Traffic without sales is one of the most frustrating e-commerce problems because it looks like progress until the revenue line refuses to move.
The answer isn't automatically more traffic. If the store is already attracting visitors, the highest-value improvement may be conversion rate optimisation: finding the places where intent, confidence or usability is breaking down.
Check whether the traffic is commercially relevant
Not every visitor is a potential customer. A store may increase sessions through broad SEO topics, social traffic or low-intent ads without attracting people who are ready, able or motivated to buy.
Start by reviewing where traffic lands, which pages generate engaged sessions, which sources convert and whether visitors are reaching product and category pages. If the traffic mostly sits in blog content or broad informational pages, the issue may be intent rather than site design.
Good CRO starts with the question: are the right people reaching the right pages at the right moment?
Review product page confidence
Product pages carry a lot of responsibility. They need to answer practical questions, reduce doubt and make the buying decision feel safe.

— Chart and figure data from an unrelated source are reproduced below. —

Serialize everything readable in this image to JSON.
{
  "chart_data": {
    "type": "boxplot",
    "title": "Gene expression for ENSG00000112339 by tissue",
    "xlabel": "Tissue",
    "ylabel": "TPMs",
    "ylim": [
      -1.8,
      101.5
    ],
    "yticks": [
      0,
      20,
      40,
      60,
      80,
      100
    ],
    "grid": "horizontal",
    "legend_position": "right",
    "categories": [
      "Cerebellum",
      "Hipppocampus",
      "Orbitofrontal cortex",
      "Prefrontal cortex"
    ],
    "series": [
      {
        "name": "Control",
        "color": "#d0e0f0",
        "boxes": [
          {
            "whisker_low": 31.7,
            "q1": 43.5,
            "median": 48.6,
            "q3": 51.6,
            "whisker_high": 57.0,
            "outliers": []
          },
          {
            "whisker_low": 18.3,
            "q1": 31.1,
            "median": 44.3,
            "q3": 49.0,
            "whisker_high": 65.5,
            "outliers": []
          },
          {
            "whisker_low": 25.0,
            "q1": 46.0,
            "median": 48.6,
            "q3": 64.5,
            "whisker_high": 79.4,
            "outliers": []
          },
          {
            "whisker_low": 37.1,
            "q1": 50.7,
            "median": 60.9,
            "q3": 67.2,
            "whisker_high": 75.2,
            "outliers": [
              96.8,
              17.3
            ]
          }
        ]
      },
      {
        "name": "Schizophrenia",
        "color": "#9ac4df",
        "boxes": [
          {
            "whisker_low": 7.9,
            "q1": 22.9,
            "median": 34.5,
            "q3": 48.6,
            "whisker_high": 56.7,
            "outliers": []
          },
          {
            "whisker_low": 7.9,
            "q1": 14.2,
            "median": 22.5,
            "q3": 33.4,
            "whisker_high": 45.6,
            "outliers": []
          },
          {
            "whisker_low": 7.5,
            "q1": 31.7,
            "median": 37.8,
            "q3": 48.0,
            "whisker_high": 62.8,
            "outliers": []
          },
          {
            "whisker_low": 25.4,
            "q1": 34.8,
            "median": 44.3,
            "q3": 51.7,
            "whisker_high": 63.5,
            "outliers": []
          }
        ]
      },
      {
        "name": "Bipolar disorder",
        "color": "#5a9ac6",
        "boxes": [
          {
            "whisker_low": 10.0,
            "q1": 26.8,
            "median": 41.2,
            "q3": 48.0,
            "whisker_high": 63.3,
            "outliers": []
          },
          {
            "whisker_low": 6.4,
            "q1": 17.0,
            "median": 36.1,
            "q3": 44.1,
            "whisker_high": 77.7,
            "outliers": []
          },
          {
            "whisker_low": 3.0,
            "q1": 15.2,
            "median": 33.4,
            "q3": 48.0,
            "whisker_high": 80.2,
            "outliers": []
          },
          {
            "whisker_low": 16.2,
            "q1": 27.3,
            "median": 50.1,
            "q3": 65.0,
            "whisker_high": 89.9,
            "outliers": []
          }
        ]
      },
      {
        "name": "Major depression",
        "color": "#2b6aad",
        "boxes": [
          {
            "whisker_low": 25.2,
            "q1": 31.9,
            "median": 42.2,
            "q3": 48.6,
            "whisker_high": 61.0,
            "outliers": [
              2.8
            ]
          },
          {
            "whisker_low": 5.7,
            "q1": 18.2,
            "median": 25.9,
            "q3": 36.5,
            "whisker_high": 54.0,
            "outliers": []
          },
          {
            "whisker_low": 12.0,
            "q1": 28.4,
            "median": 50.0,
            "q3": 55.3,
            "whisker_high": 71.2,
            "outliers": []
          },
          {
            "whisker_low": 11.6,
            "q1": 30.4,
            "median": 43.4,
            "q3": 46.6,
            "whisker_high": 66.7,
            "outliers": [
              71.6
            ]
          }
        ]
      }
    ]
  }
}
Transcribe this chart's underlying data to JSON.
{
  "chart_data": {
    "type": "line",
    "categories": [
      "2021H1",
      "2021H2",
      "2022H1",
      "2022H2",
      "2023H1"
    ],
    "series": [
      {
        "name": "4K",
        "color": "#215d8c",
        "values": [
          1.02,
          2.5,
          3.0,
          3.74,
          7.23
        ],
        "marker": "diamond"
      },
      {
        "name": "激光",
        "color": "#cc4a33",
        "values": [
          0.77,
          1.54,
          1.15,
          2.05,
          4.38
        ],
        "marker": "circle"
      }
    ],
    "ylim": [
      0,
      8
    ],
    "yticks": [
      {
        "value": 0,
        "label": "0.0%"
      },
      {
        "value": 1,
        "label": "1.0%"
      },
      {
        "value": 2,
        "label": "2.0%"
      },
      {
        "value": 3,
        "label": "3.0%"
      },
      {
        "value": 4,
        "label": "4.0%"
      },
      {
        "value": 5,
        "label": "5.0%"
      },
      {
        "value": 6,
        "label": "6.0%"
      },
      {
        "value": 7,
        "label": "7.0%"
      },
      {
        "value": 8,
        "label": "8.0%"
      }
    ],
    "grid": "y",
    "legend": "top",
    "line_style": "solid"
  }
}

Review product titles, imagery, descriptions, sizing, specifications, delivery information, returns, reviews, stock messages, payment options and comparison points. Weak product pages often force customers to leave the site to find reassurance elsewhere.
If customers need to work too hard to understand the product or trust the purchase, conversion will suffer even when traffic quality is strong.
Look for friction between basket and checkout
Checkout friction is expensive because the customer has already shown intent. Hidden delivery costs, limited payment options, confusing forms, slow loading, poor mobile layouts and weak error messages can all turn a likely sale into an abandoned basket.
Review the journey on mobile first. Many small points of friction become larger on a smaller screen, especially where typing, scrolling or price uncertainty is involved.
The best fixes are often plain: clearer delivery messaging, visible trust signals, better payment choice, cleaner forms and fewer surprises.
Prioritise tests by commercial impact
A conversion checklist can become endless. The store could improve images, copy, forms, reviews, navigation, email capture, bundles, urgency, returns, search, merchandising and post-purchase flows.
Prioritise the fixes closest to revenue and easiest to validate. A product page problem on a high-traffic category may matter more than a cosmetic issue across the whole site. A checkout problem affecting every channel may deserve attention before a new landing page test.
The aim isn't to optimise everything at once. It's to remove the most expensive points of hesitation first.